死の甘い香り。
久しぶりに暗いトンネルを通り抜けた6月。
トンネルの中で気がついたのは
「古い自分はちゃんと殺さなきゃいけない」ってこと。
人は原風景で負った傷を癒さない限り、同じような現実を創り続けてしまう生き物らしい。手放しても手放しても、昔感じていた悲しみや無力感がまた心のドアをノックしてくる。だから宇宙はわたしを真っ暗なトンネルに放り込んだ。過去の全てを手放させるために。
冷たいリビング。何回呼んでも振り返らない母。
ため息。ナイフと泣き声。
「死にたがる母を喜ばせるために、自分の命を捧げることが『愛』なんだ」って無意識に信じてきたことに、トンネルの中で気がついた。3年前に本当に母が死んでから、ぐちゃぐちゃな家族を立て直すために奔走したのも、きっと天国の母を喜ばせたかったんだと思う。でも家族が調和で満たされたいま、もう自分が演じる役はなくなっちゃった。
フラッシュバックする原風景にすら
もう母がいないのなら
私は一体、誰になればいいんだっけ?
誰かを喜ばせるために生きちゃう癖も
バランスがうまく取れない関係も
空っぽな家と一緒に
終わりにすればいいと思った
だって母は本当に死んだのだから
痛いのにずっと過去を手放せなかったのは、それがわたしと母を繋ぐ「愛」のしるしだって、どこかで信じてたからなんだと思う。だけど、もう古い自分は殺さなきゃいけない。痛みを伴う「愛」の延長線上にどんな新しい夢を描いてみたって、それはきっと砂上の楼閣。
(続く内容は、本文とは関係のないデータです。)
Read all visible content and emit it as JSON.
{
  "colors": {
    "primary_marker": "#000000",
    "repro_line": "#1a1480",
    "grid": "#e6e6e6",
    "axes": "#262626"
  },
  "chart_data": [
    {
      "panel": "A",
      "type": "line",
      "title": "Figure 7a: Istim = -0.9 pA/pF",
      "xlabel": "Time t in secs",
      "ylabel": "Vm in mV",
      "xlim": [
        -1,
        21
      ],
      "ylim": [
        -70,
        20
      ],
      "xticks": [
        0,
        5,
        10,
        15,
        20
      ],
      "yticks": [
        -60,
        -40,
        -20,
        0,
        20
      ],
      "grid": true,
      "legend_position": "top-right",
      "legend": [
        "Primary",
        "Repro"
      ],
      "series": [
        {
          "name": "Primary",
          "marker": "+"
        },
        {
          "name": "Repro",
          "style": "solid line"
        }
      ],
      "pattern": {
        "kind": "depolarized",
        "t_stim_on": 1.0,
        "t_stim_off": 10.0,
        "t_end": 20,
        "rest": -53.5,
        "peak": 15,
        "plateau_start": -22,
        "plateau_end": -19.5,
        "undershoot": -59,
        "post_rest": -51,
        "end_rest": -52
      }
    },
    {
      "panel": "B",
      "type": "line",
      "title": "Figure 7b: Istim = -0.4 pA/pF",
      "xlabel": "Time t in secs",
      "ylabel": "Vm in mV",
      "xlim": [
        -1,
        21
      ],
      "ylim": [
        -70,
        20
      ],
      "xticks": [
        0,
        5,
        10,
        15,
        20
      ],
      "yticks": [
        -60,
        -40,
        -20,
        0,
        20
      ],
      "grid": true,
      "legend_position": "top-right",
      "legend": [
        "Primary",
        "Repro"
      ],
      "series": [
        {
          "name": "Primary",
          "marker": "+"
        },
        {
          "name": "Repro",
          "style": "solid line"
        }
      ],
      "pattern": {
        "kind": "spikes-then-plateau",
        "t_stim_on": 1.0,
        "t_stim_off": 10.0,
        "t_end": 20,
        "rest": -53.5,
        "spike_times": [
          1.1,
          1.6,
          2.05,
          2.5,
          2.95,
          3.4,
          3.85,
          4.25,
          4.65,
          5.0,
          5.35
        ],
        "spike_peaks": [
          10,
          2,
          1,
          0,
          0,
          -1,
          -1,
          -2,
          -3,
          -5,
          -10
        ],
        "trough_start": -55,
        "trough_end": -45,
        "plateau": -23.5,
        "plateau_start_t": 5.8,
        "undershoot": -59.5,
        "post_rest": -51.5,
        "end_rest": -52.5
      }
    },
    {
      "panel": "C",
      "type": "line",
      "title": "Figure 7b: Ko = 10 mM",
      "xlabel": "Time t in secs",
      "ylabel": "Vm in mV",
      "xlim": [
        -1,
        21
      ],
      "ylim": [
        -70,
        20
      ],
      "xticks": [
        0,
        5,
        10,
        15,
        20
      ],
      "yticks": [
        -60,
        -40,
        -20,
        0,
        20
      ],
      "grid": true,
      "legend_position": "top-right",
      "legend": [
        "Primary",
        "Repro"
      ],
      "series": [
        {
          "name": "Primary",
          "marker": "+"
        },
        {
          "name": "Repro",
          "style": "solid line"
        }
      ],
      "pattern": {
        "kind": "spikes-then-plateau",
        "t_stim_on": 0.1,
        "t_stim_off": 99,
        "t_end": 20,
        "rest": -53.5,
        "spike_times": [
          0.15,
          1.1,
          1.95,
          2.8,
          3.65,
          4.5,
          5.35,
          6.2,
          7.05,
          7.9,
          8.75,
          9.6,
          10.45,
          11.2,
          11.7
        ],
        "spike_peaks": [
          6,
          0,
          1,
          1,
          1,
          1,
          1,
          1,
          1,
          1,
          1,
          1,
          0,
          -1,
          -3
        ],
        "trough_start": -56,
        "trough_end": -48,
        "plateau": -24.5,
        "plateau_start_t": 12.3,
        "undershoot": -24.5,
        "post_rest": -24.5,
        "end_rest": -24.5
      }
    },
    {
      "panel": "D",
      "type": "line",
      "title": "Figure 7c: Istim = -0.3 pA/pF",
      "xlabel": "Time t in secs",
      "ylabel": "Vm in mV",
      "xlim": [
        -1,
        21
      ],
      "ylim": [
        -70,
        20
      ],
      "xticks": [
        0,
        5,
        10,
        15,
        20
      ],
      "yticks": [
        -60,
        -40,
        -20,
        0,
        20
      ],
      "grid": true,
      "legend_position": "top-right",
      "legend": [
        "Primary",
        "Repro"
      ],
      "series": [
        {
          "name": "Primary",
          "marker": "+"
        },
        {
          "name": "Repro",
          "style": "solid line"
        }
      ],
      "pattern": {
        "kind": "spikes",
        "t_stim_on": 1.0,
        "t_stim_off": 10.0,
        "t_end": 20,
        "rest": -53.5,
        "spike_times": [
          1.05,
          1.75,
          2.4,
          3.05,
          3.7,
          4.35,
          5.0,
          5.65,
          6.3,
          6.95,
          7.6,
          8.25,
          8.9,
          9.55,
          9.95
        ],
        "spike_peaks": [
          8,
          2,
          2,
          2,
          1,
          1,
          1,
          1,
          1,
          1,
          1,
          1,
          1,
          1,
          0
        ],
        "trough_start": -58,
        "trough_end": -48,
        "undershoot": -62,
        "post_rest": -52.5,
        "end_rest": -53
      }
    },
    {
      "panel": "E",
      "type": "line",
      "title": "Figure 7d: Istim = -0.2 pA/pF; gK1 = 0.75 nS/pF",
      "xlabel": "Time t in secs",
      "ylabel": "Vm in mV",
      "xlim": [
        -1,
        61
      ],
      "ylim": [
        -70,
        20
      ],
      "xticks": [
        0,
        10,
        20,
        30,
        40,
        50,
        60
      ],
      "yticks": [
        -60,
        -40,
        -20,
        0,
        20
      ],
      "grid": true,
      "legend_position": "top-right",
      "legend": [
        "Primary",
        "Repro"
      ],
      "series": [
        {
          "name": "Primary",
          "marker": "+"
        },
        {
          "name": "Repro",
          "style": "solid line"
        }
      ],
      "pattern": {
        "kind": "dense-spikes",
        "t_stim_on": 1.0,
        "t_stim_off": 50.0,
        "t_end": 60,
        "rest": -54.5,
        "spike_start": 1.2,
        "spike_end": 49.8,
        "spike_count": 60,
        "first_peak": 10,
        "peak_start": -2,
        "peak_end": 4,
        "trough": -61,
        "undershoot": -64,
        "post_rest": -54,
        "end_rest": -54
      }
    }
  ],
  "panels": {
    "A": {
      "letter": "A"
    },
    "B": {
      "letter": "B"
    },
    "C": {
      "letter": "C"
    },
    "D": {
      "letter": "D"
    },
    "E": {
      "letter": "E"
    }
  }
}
あの冷たい家にちゃんと火をつけよう。そしたら灰の中からきっと美しい不死鳥がまた生まれるんだろう。
灰色のトンネルの先に待ってたのは
7月の信じられないくらい鮮やかな光。
みんなの子どもみたいな笑い声。
満点の星空。優しい波音。植物の香り。
短冊に書く願い事。
少しずつ広がっていく、本当の「愛」の感触。
今度はちゃんと自分のために生きてみよう。
その先で母が笑って待ってる気がするんだ。